- The objectives of this research were to investigate the optimal conditions for anthocyanins extraction from different anthocyanin rich fruit and to develop microencapsulation formulation for improving stability of anthocyanin extracts. In the extraction optimization study, two extraction methods, "conventional solvent extraction (CE)" and "ultrasound-assisted extraction (UE)" for three different anthocyanin-rich fruit, blueberries, cherries and red pear peels, were investigated. For each extraction method, 3 extraction factors and 3 levels for each factor were evaluated: solvent type (methanol, ethanol and acetone), solvent concentration (60%, 70% and 80%), as well as extraction temperature (50, 60 and 70 °C) for CE or extraction time (20, 40 and 60 min) for UE. A L₉ (3x3) Taguchi design was employed to determine the most significant two factors, and then a completely randomized two factorial (2x2) design was applied to decide the optimal level for each factor (P< 0.05).
The extraction optimization was determined based on the high retention of total phenolic content (TPC), total monomeric anthocyanin (TMA), and radical scavenging capacity (DPPH assay) in extracts. Percent polymeric color (PPC) and individual anthocyanin distribution (HPLC analysis) of the extracts were also monitored to identify possible anthocyanin degradation during extraction. The optimum extraction conditions were identified as: 60% methanol, 50 °C, for 1 hour using CE or 70% methanol, 30 °C, for 20 min using UE for blueberries; 60% ethanol, 70 °C, for 1 hour using CE or 80% ethanol, 30 °C, for 20 min using UE for cherries; 60% methanol, 50 °C, for 1 hour using CE or 60% ethanol, 30 °C, for 60 min using UE for red pear peels. HPLC analysis identified different anthocyanin species from the three fruit extracts. Anthocyanin species, including delphinidin, cyanidin, petunidin, pelargonidin, peonidin, or malvidin with different sugar moiety in fruit extracts were altered by different extraction conditions. Therefore, different conditions for both CE and UE methods should be implemented for specific fruit aiming different anthocyanin compositions.

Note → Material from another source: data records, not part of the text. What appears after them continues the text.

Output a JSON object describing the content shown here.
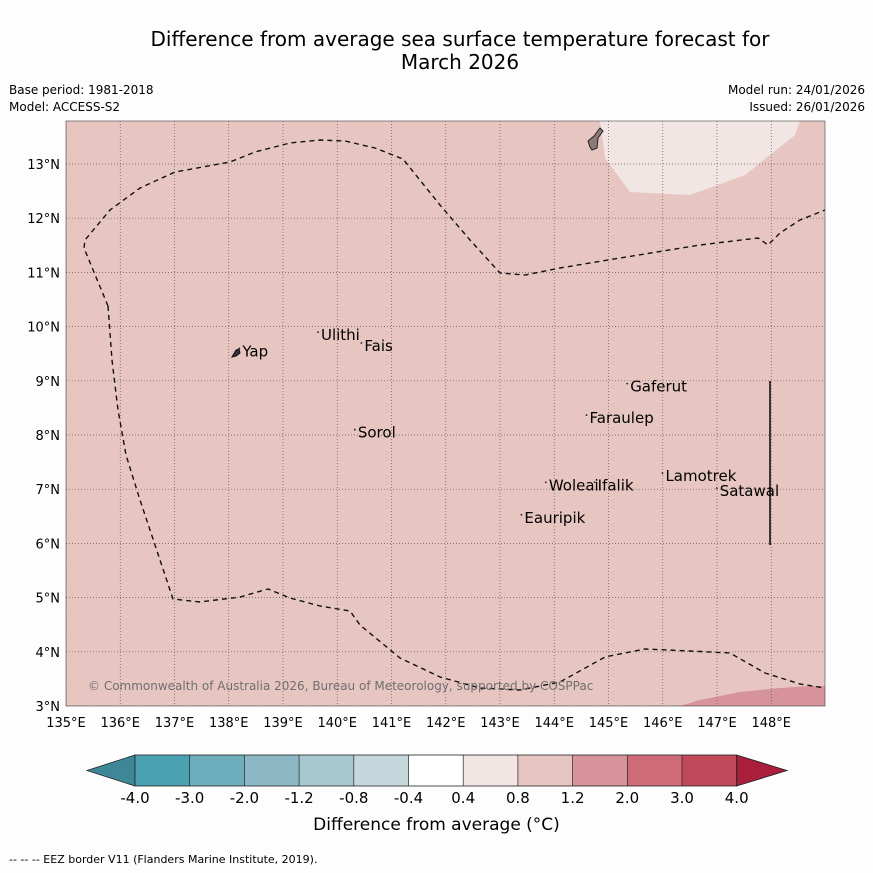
{
  "header": {
    "title_line1": "Difference from average sea surface temperature forecast for",
    "title_line2": "March 2026",
    "base_period": "Base period: 1981-2018",
    "model": "Model: ACCESS-S2",
    "model_run": "Model run: 24/01/2026",
    "issued": "Issued: 26/01/2026"
  },
  "map": {
    "lon_range": [
      135,
      149
    ],
    "lat_range": [
      3,
      13.8
    ],
    "lon_ticks": [
      135,
      136,
      137,
      138,
      139,
      140,
      141,
      142,
      143,
      144,
      145,
      146,
      147,
      148
    ],
    "lon_labels": [
      "135°E",
      "136°E",
      "137°E",
      "138°E",
      "139°E",
      "140°E",
      "141°E",
      "142°E",
      "143°E",
      "144°E",
      "145°E",
      "146°E",
      "147°E",
      "148°E"
    ],
    "lat_ticks": [
      3,
      4,
      5,
      6,
      7,
      8,
      9,
      10,
      11,
      12,
      13
    ],
    "lat_labels": [
      "3°N",
      "4°N",
      "5°N",
      "6°N",
      "7°N",
      "8°N",
      "9°N",
      "10°N",
      "11°N",
      "12°N",
      "13°N"
    ],
    "background_color": "#e7c6c2",
    "places": [
      {
        "name": "Yap",
        "lon": 138.25,
        "lat": 9.45
      },
      {
        "name": "Ulithi",
        "lon": 139.7,
        "lat": 9.75
      },
      {
        "name": "Fais",
        "lon": 140.5,
        "lat": 9.55
      },
      {
        "name": "Sorol",
        "lon": 140.38,
        "lat": 7.95
      },
      {
        "name": "Gaferut",
        "lon": 145.4,
        "lat": 8.8
      },
      {
        "name": "Faraulep",
        "lon": 144.65,
        "lat": 8.22
      },
      {
        "name": "Lamotrek",
        "lon": 146.05,
        "lat": 7.15
      },
      {
        "name": "Satawal",
        "lon": 147.05,
        "lat": 6.87
      },
      {
        "name": "Woleai",
        "lon": 143.9,
        "lat": 6.98
      },
      {
        "name": "Ifalik",
        "lon": 144.8,
        "lat": 6.98
      },
      {
        "name": "Eauripik",
        "lon": 143.45,
        "lat": 6.38
      }
    ],
    "copyright": "© Commonwealth of Australia 2026, Bureau of Meteorology, supported by COSPPac"
  },
  "colorbar": {
    "label": "Difference from average (°C)",
    "tick_labels": [
      "-4.0",
      "-3.0",
      "-2.0",
      "-1.2",
      "-0.8",
      "-0.4",
      "0.4",
      "0.8",
      "1.2",
      "2.0",
      "3.0",
      "4.0"
    ],
    "colors": [
      "#3d8796",
      "#4aa1b1",
      "#6eadbb",
      "#8bb8c4",
      "#a8c8cf",
      "#c5d9dc",
      "#ffffff",
      "#f2e6e4",
      "#e7c6c2",
      "#d7939b",
      "#ce6b77",
      "#c14858",
      "#aa1e3c"
    ]
  },
  "footnote": "-- -- -- EEZ border V11 (Flanders Marine Institute, 2019)."
}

To prevent the environmental attacks on the stability of anthocyanin extracts during processing or storage, ionic gelation induced microencapsulation was applied to stabilize blueberry anthocyanin extracts (BB ACN) by forming the capsules between a cationic polymer, chitosan (CH), and two different anionic crosslinking agents: 1) sodium tripolyphosphate (TPP), a conventional inorganic agent, and 2) cellulose nanocrystals (CNC) as a newly found organic agent. A 3-step study was implemented. Firstly, the effect of titration direction of different crosslinking agents was evaluated for each formulation group on the yield of microcapsules (YOM),
TMA recovery, and particle characteristics. Secondly, the role of anionic crosslinking agent in encapsulation was investigated, and the encapsulation formulation was optimized to obtain BB ACN microcapsules with higher YOM and TMA recovery. TPC and DPPH for the free phenolic compounds remained in supernatants after collecting anthocyanin microcapsules were also measured, in which the lower TPC and DPPH observed in the supernatants indicated the better encapsulation performance. Thirdly, the effect of the amount of loaded BB ACN (0.41-26.06 cyaniding-3-glucoside mg/mL) on encapsulation efficiency was studied. In addition, ACN distribution in the obtained microcapsules (TMA attached on surface, bound with matrix, or freely existed in core) was also measured for evaluating the stability of formed microcapsules.
Our results showed that the titration direction of the crosslinking agent had no significant effect on TMA recovery as long as the same encapsulation formulation was used. BB-CH-CNC microcapsules exhibited significantly (p<0.05) higher encapsulation efficiency (up to 94%) than BB-CH-TPP. High YOM and TMA recovery was found when the concentration of anionic crosslinking agent (both CNC and TPP) was up to 1.0% (w/v) (mass ratio of chitosan and crosslinking agent = 1:10). Light microscope images clearly showed BB ACN entrapped in microcapsules in use of BB-CH-CNC formulation. ACN distribution in the microcapsules varied depending on the amount of loaded BB ACN. In the BB-CH-TPP microcapsules, 95% of TMA were entrapped in the matrix of wall materials, and the greater the amount of BB ACN loaded, the less the TMA found in the cores. However, BB-CH-CNC microcapsules had more freely available TMA in the cores (up to 48%) with less bound in the matrix and on the surfaces with increasing loading of BB ACN. This study provided new insights on the use of chitosan based microencapsulation technique for stabilizing BB ACN, in which CNC as an anionic crosslinking agent was more effective to produce rigid and stable microcapsules with high encapsulation efficiency, compared to TPP.